Five good reasons to dine al fresco in May
Updates on a once-in-a-lifetime planetary alignment, as the sun graciously drops out of view.
Plan on eating dinner early the first two weeks in May (or eating outside if you dine late). Then, just after sunset, take advantage of a once-in-a-lifetime naked-eye view of a gathering that began in mid-April of Mercury, Venus, Mars, Saturn, and Jupiter.
Looking west, all but Jupiter will sit in a cluster, visually moving closer in a tight (astronomically speaking) circle some 10 degrees across. (Ten degrees is about the width of your fist held at arm's length.) Jupiter will be the second brightest object, after Venus, some 30 degrees above the main cluster. A good pair of binoculars and a clear night will show four moons serenely orbiting the giant gas ball.

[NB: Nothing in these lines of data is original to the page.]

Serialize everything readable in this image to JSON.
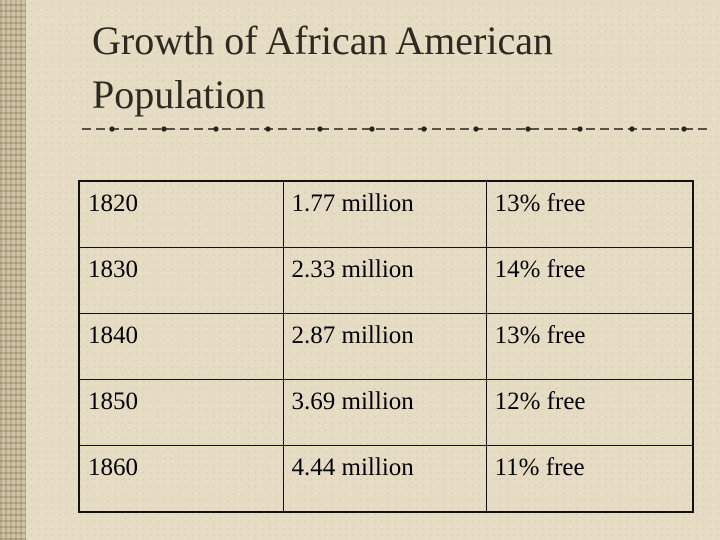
{
  "slide": {
    "title_line1": "Growth of African American",
    "title_line2": "Population"
  },
  "table": {
    "rows": [
      {
        "year": "1820",
        "population": "1.77 million",
        "free": "13% free"
      },
      {
        "year": "1830",
        "population": "2.33 million",
        "free": "14% free"
      },
      {
        "year": "1840",
        "population": "2.87 million",
        "free": "13% free"
      },
      {
        "year": "1850",
        "population": "3.69 million",
        "free": "12% free"
      },
      {
        "year": "1860",
        "population": "4.44 million",
        "free": "11% free"
      }
    ]
  }
}
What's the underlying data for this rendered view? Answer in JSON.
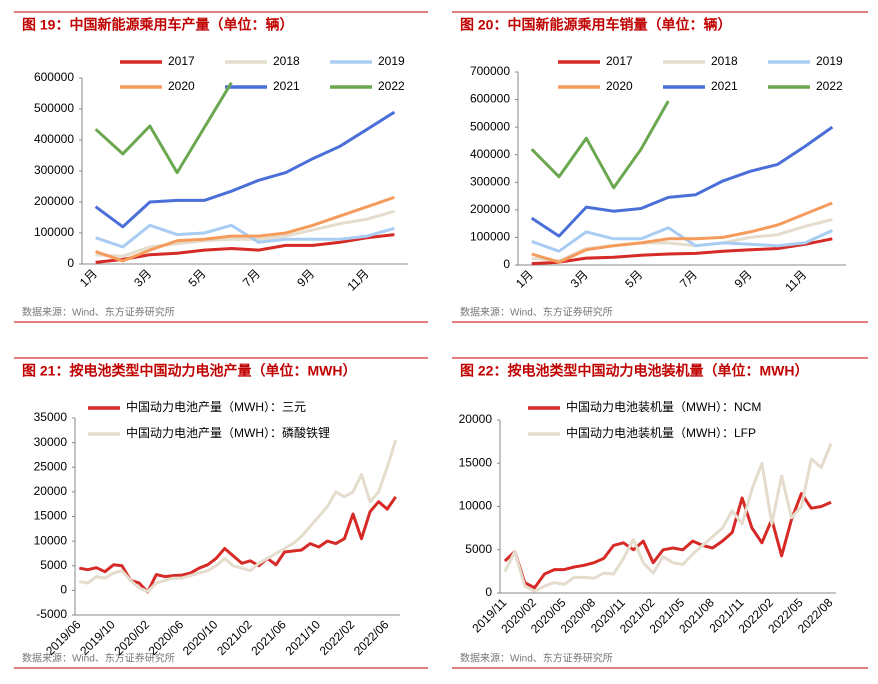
{
  "chart_data": [
    {
      "type": "line",
      "title": "图 19：中国新能源乘用车产量（单位：辆）",
      "source": "数据来源：Wind、东方证券研究所",
      "categories": [
        "1月",
        null,
        "3月",
        null,
        "5月",
        null,
        "7月",
        null,
        "9月",
        null,
        "11月",
        null
      ],
      "ylim": [
        0,
        600000
      ],
      "yticks": [
        0,
        100000,
        200000,
        300000,
        400000,
        500000,
        600000
      ],
      "legend": "upper left",
      "series": [
        {
          "name": "2017",
          "color": "#d62a27",
          "values": [
            5000,
            15000,
            30000,
            35000,
            45000,
            50000,
            45000,
            60000,
            60000,
            70000,
            85000,
            95000
          ]
        },
        {
          "name": "2018",
          "color": "#e4dccd",
          "values": [
            30000,
            25000,
            55000,
            65000,
            75000,
            80000,
            80000,
            90000,
            110000,
            130000,
            145000,
            170000
          ]
        },
        {
          "name": "2019",
          "color": "#a9cdf2",
          "values": [
            85000,
            55000,
            125000,
            95000,
            100000,
            125000,
            70000,
            80000,
            80000,
            80000,
            90000,
            115000
          ]
        },
        {
          "name": "2020",
          "color": "#f59b5b",
          "values": [
            40000,
            10000,
            45000,
            75000,
            80000,
            90000,
            90000,
            100000,
            125000,
            155000,
            185000,
            215000
          ]
        },
        {
          "name": "2021",
          "color": "#4a6fd8",
          "values": [
            185000,
            120000,
            200000,
            205000,
            205000,
            235000,
            270000,
            295000,
            340000,
            380000,
            435000,
            490000
          ]
        },
        {
          "name": "2022",
          "color": "#6aa84f",
          "values": [
            435000,
            355000,
            445000,
            295000,
            440000,
            585000,
            null,
            null,
            null,
            null,
            null,
            null
          ]
        }
      ]
    },
    {
      "type": "line",
      "title": "图 20：中国新能源乘用车销量（单位：辆）",
      "source": "数据来源：Wind、东方证券研究所",
      "categories": [
        "1月",
        null,
        "3月",
        null,
        "5月",
        null,
        "7月",
        null,
        "9月",
        null,
        "11月",
        null
      ],
      "ylim": [
        0,
        700000
      ],
      "yticks": [
        0,
        100000,
        200000,
        300000,
        400000,
        500000,
        600000,
        700000
      ],
      "legend": "upper left",
      "series": [
        {
          "name": "2017",
          "color": "#d62a27",
          "values": [
            5000,
            10000,
            25000,
            28000,
            35000,
            40000,
            42000,
            50000,
            55000,
            60000,
            75000,
            95000
          ]
        },
        {
          "name": "2018",
          "color": "#e4dccd",
          "values": [
            25000,
            15000,
            60000,
            70000,
            80000,
            80000,
            70000,
            80000,
            100000,
            110000,
            140000,
            165000
          ]
        },
        {
          "name": "2019",
          "color": "#a9cdf2",
          "values": [
            85000,
            50000,
            120000,
            95000,
            95000,
            135000,
            70000,
            80000,
            75000,
            70000,
            80000,
            125000
          ]
        },
        {
          "name": "2020",
          "color": "#f59b5b",
          "values": [
            40000,
            10000,
            55000,
            70000,
            80000,
            95000,
            95000,
            100000,
            120000,
            145000,
            185000,
            225000
          ]
        },
        {
          "name": "2021",
          "color": "#4a6fd8",
          "values": [
            170000,
            105000,
            210000,
            195000,
            205000,
            245000,
            255000,
            305000,
            340000,
            365000,
            430000,
            500000
          ]
        },
        {
          "name": "2022",
          "color": "#6aa84f",
          "values": [
            420000,
            320000,
            460000,
            280000,
            420000,
            595000,
            null,
            null,
            null,
            null,
            null,
            null
          ]
        }
      ]
    },
    {
      "type": "line",
      "title": "图 21：按电池类型中国动力电池产量（单位：MWH）",
      "source": "数据来源：Wind、东方证券研究所",
      "categories": [
        "2019/06",
        null,
        null,
        null,
        "2019/10",
        null,
        null,
        null,
        "2020/02",
        null,
        null,
        null,
        "2020/06",
        null,
        null,
        null,
        "2020/10",
        null,
        null,
        null,
        "2021/02",
        null,
        null,
        null,
        "2021/06",
        null,
        null,
        null,
        "2021/10",
        null,
        null,
        null,
        "2022/02",
        null,
        null,
        null,
        "2022/06",
        null
      ],
      "ylim": [
        -5000,
        35000
      ],
      "yticks": [
        -5000,
        0,
        5000,
        10000,
        15000,
        20000,
        25000,
        30000,
        35000
      ],
      "legend": "upper left",
      "series": [
        {
          "name": "中国动力电池产量（MWH）：三元",
          "color": "#d62a27",
          "values": [
            4500,
            4200,
            4600,
            3800,
            5200,
            5000,
            2000,
            1500,
            -300,
            3200,
            2800,
            3000,
            3100,
            3500,
            4500,
            5200,
            6500,
            8500,
            7000,
            5500,
            6000,
            5000,
            6500,
            5200,
            7800,
            8000,
            8200,
            9500,
            8800,
            10000,
            9500,
            10500,
            15500,
            10500,
            16000,
            18000,
            16500,
            19000
          ]
        },
        {
          "name": "中国动力电池产量（MWH）：磷酸铁锂",
          "color": "#e4dccd",
          "values": [
            1800,
            1500,
            2800,
            2500,
            3500,
            4000,
            2000,
            500,
            -200,
            1500,
            2000,
            2500,
            2500,
            3000,
            3500,
            4000,
            5000,
            6500,
            5000,
            4500,
            4000,
            5500,
            6500,
            7500,
            8500,
            9500,
            11000,
            13000,
            15000,
            17000,
            20000,
            19000,
            20000,
            23500,
            18000,
            20000,
            25000,
            30500
          ]
        }
      ]
    },
    {
      "type": "line",
      "title": "图 22：按电池类型中国动力电池装机量（单位：MWH）",
      "source": "数据来源：Wind、东方证券研究所",
      "categories": [
        "2019/11",
        null,
        null,
        "2020/02",
        null,
        null,
        "2020/05",
        null,
        null,
        "2020/08",
        null,
        null,
        "2020/11",
        null,
        null,
        "2021/02",
        null,
        null,
        "2021/05",
        null,
        null,
        "2021/08",
        null,
        null,
        "2021/11",
        null,
        null,
        "2022/02",
        null,
        null,
        "2022/05",
        null,
        null,
        "2022/08"
      ],
      "ylim": [
        0,
        20000
      ],
      "yticks": [
        0,
        5000,
        10000,
        15000,
        20000
      ],
      "legend": "upper left",
      "series": [
        {
          "name": "中国动力电池装机量（MWH）：NCM",
          "color": "#d62a27",
          "values": [
            3700,
            4800,
            1200,
            600,
            2200,
            2700,
            2700,
            3000,
            3200,
            3500,
            4000,
            5500,
            5800,
            5000,
            6000,
            3500,
            5000,
            5200,
            5000,
            6000,
            5500,
            5200,
            6000,
            7000,
            11000,
            7500,
            5800,
            8500,
            4300,
            8500,
            11500,
            9800,
            10000,
            10500
          ]
        },
        {
          "name": "中国动力电池装机量（MWH）：LFP",
          "color": "#e4dccd",
          "values": [
            2500,
            4800,
            800,
            200,
            800,
            1200,
            1000,
            1800,
            1800,
            1700,
            2300,
            2200,
            4000,
            6200,
            3500,
            2300,
            4200,
            3500,
            3300,
            4500,
            5500,
            6500,
            7500,
            9500,
            8000,
            12000,
            15000,
            8000,
            13500,
            8700,
            10000,
            15500,
            14500,
            17300
          ]
        }
      ]
    }
  ]
}
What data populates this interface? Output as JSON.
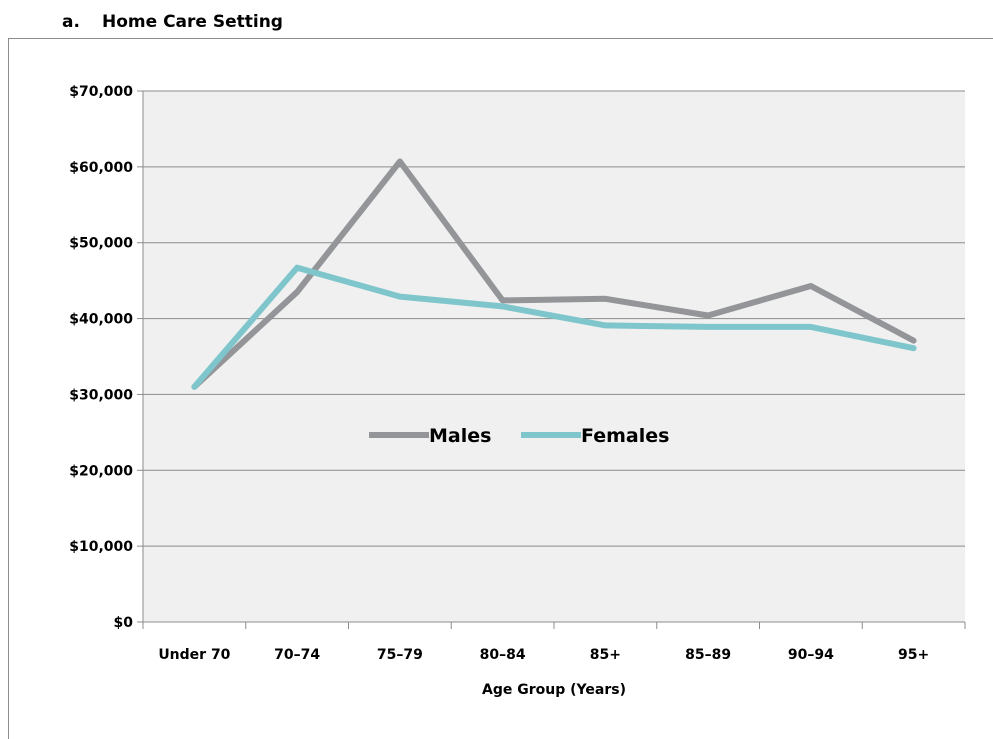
{
  "heading": {
    "prefix": "a.",
    "title": "Home Care Setting"
  },
  "colors": {
    "males": "#939598",
    "females": "#7fc6cc",
    "plot_background": "#f0f0f0",
    "gridline": "#8c8c8c"
  },
  "chart_data": {
    "type": "line",
    "title": "",
    "xlabel": "Age Group (Years)",
    "ylabel": "",
    "categories": [
      "Under 70",
      "70–74",
      "75–79",
      "80–84",
      "85+",
      "85–89",
      "90–94",
      "95+"
    ],
    "ylim": [
      0,
      70000
    ],
    "yticks": [
      0,
      10000,
      20000,
      30000,
      40000,
      50000,
      60000,
      70000
    ],
    "ytick_labels": [
      "$0",
      "$10,000",
      "$20,000",
      "$30,000",
      "$40,000",
      "$50,000",
      "$60,000",
      "$70,000"
    ],
    "grid": true,
    "legend_position": "center",
    "series": [
      {
        "name": "Males",
        "color": "#939598",
        "values": [
          31000,
          43500,
          60700,
          42400,
          42600,
          40400,
          44300,
          37100
        ]
      },
      {
        "name": "Females",
        "color": "#7fc6cc",
        "values": [
          31000,
          46700,
          42900,
          41600,
          39100,
          38900,
          38900,
          36100
        ]
      }
    ]
  }
}
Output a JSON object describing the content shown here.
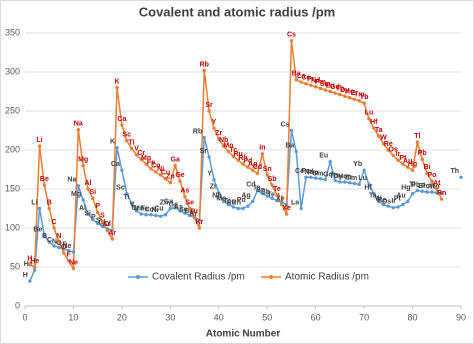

Such visible planetary proximity won't occur again in the Northern hemisphere until 2040. The planets will gather before then, but the sun will be along as well, blocking any view. This week and next our solar system's star has graciously "agreed" to drop below the horizon, setting the stage for the "great planet alignment."
On May 3, Mars and Saturn will lie a mere 2.5 degrees apart. May 4, Mercury will be at its greatest separation from the sun, allowing us to see the "messenger god" with the naked eye for the longest period of the year.
One hour after sunset on May 5, Mars, Saturn and Venus will form a triangle just 3 degrees on each side. May 10, Mars and Venus (the brightest light in the night heavens and about a 100 times as brighter as the muted dusty-red Mars) will be so close they'll almost touch, one-third degree apart, or the tip of a pinkie held at arm's length.
As a finale, on May 14, a sleek crescent moon, mostly dark, will slide within a visible degree from Venus, resplendent in the faint glow of "Earthshine," sunlight reflected from our planet back up on the moon. Consider: The five planets and earthlight on the moon means an observer on Earth can view astronomical events from the sun out to Saturn in one gaze. Awesome!
Giving galactic context to this nocturnal tableau is the red giant star Aldebaran. It will be visible about 8 degrees below and to the left of Venus and is the brightest star of the constellation Taurus. It forms the bull's right eye. From Earth, it looks as big as Mercury, yet it is 50 times the size of our sun. The star is 72 light- years away.
Our sun is a "mere" 8 light- minutes distant (1 light-year equals 6 trillion miles.)